Bulk carriers struck off shipowners shopping list

Only a few contracts for new bulk carriers were placed in January but not a single order was booked in February, according to Bimco Shipping Analysis Manager, Filipe Gouveia. The shipowners’ organisation cited weak freight rates, high prices for new ships, long lead times, and widespread uncertainties as some of the main negatives.

A steady stream of orders in the container and tanker sectors has held newbuilding prices high and many shipyards are fully booked for years to come. Smaller bulkers ordered today can only be delivered from 2027, larger vessels from 2028, Bimco said.

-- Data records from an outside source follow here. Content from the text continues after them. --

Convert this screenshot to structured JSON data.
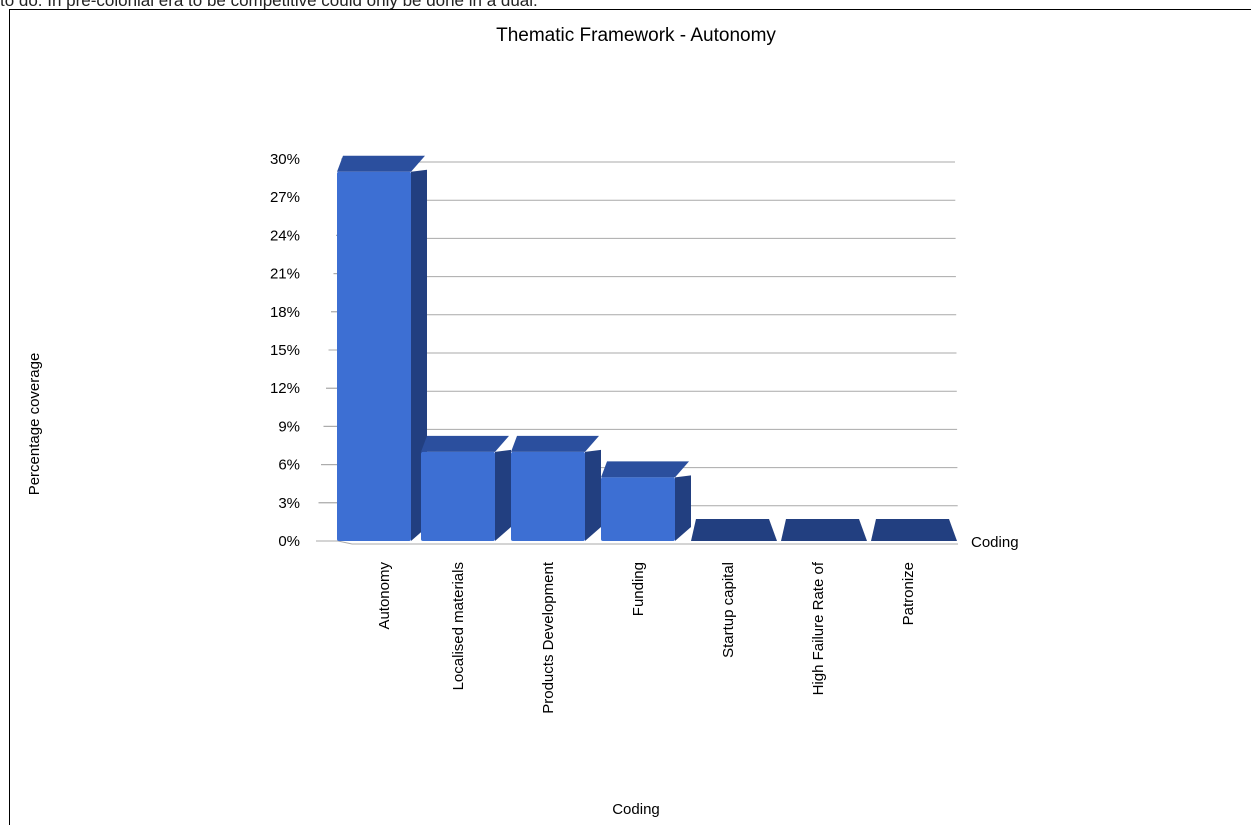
{
  "page_caption": "to do. In pre-colonial era to be competitive could only be done in a dual.",
  "chart_data": {
    "type": "bar",
    "title": "Thematic Framework - Autonomy",
    "xlabel": "Coding",
    "ylabel": "Percentage coverage",
    "depth_axis_label": "Coding",
    "categories": [
      "Autonomy",
      "Localised materials",
      "Products Development",
      "Funding",
      "Startup capital",
      "High Failure Rate of",
      "Patronize"
    ],
    "values": [
      29,
      7,
      7,
      5,
      0,
      0,
      0
    ],
    "ylim": [
      0,
      30
    ],
    "yticks": [
      "0%",
      "3%",
      "6%",
      "9%",
      "12%",
      "15%",
      "18%",
      "21%",
      "24%",
      "27%",
      "30%"
    ],
    "grid": true,
    "legend": "none",
    "colors": {
      "bar_front": "#3d6fd3",
      "bar_side": "#223f80",
      "bar_top": "#2b4f9e",
      "grid": "#a9a9a9"
    }
  }
}
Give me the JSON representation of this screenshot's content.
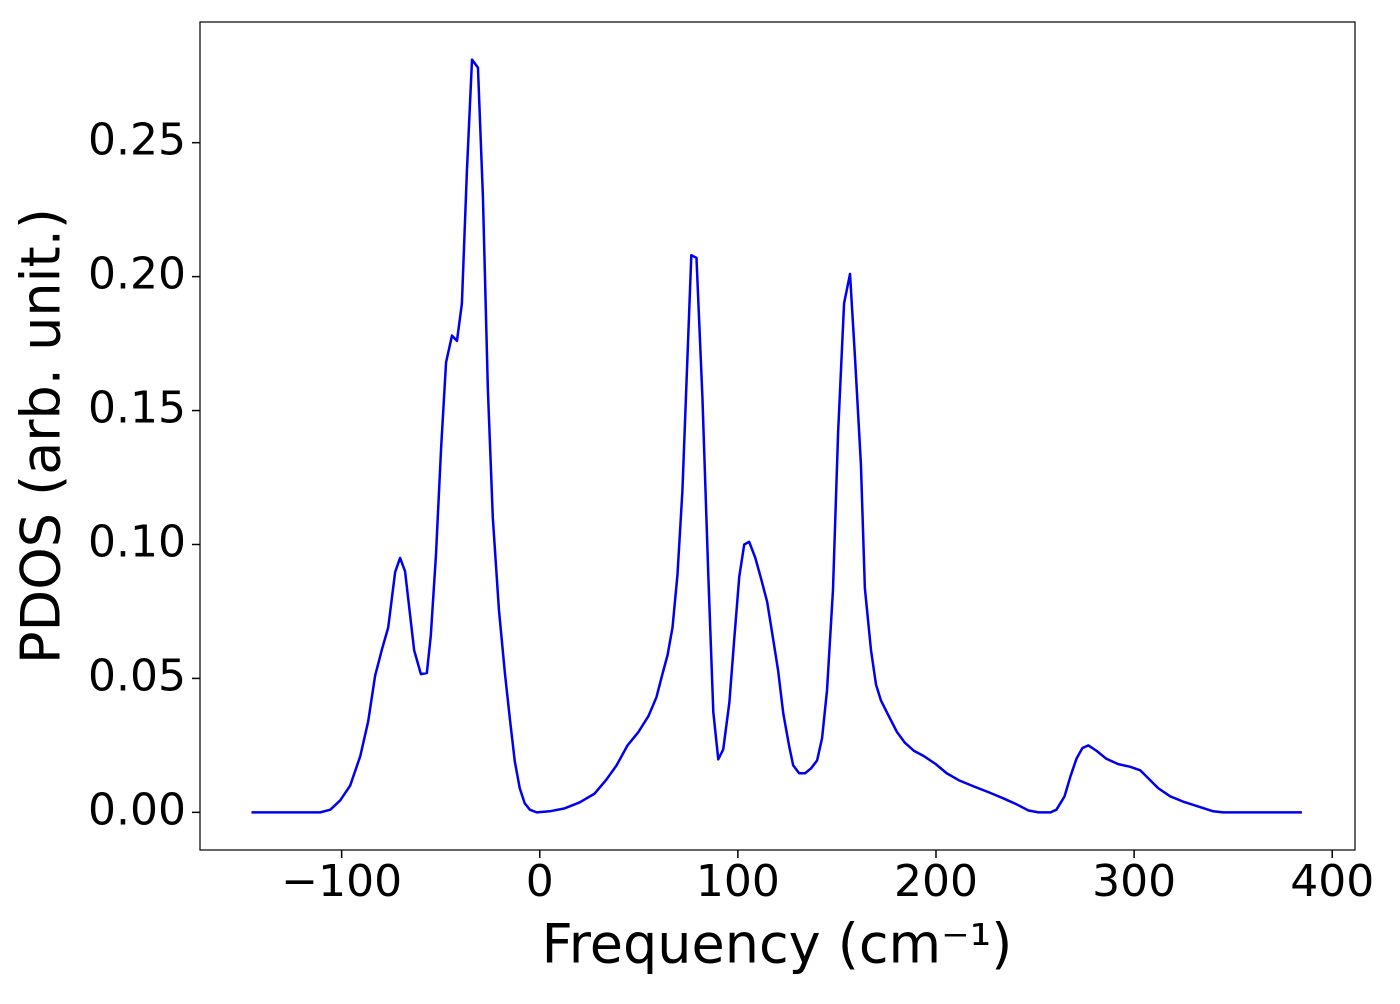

“The dry bulk medium-term market outlook is currently very uncertain,” said Gouveia, “which could be affecting contracting. The outlook for iron ore and coal seems weak, while a potential return to normal Red Sea routings and burgeoning trade wars may further weaken demand.”

The world’s bulker fleet is younger than the boxship and tanker fleets but the sector still has an average age of 13 years. The current orderbook totals 10% of the current fleet, Bimco figures indicate, which is sufficient to replace older ships in a stable market. Meanwhile, although panamax contracts have been the most popular this year, driving the orderbook to 34% of the sector’s capacity, new orders were still down 83% year on year.

The Capesize orderbook, which represents 29% of bulk carrier capacity, has the lowest orederbook to fleet ratio of just 8%. Not a single Capesize order has been placed so far this year.

In the face of weak demand growth, Gouveia expects that fleet renewal and decarbonisation are likely to drive bulk carrier contracting in the future. “Older bulkers are already less expensive,” he noted, “as climate regulations limit their sailing speeds. As regulations tighten in the medium- to long-term, recycling of older ships could be further incentivised.”